Mi abuelo, ya muy cansado de todo, estaba a las puteadas por la inoperancia de este personaje que se había quedado dormido. Con los asientos aún a bordo, despegaron hacia la meta de su periplo: un pueblito conocido como Watertown. Este último vuelo, apoyado en el hecho de que sería el final, se sintió como un relajo total comparado con los otros. No obstante pasaron por unos oscuros bancos de nubes, frentes de tormenta que sacudieron el pequeño avión de un lado a otro, como si fuese de papel.

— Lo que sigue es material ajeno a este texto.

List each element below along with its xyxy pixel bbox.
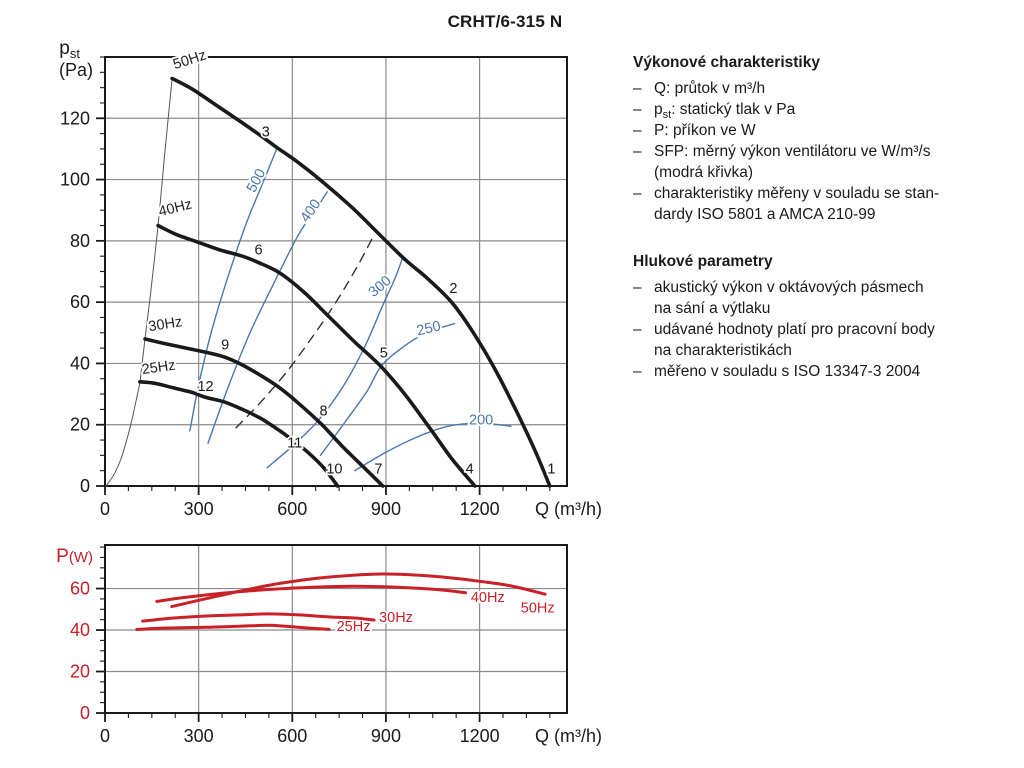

Pero a ninguno le importaba nada, frente a la montaña rusa emocional que habían vivido, las fuerzas de la naturaleza se quedaban cortas. Podía habérseles cruzado un tiranosaurio rex manejando un F14, que lo habrían tomado como un simple lomo de burro.

Finalmente en su destino dejaron el avión para ser pintado, pasaron la noche más silenciosa de sus vidas (ni siquiera comieron juntos), y encararon el regreso a Buenos Aires, ahora sí, en un avión de línea. Al lado de lo que vivieron, la clase turista se sentía como ejecutiva.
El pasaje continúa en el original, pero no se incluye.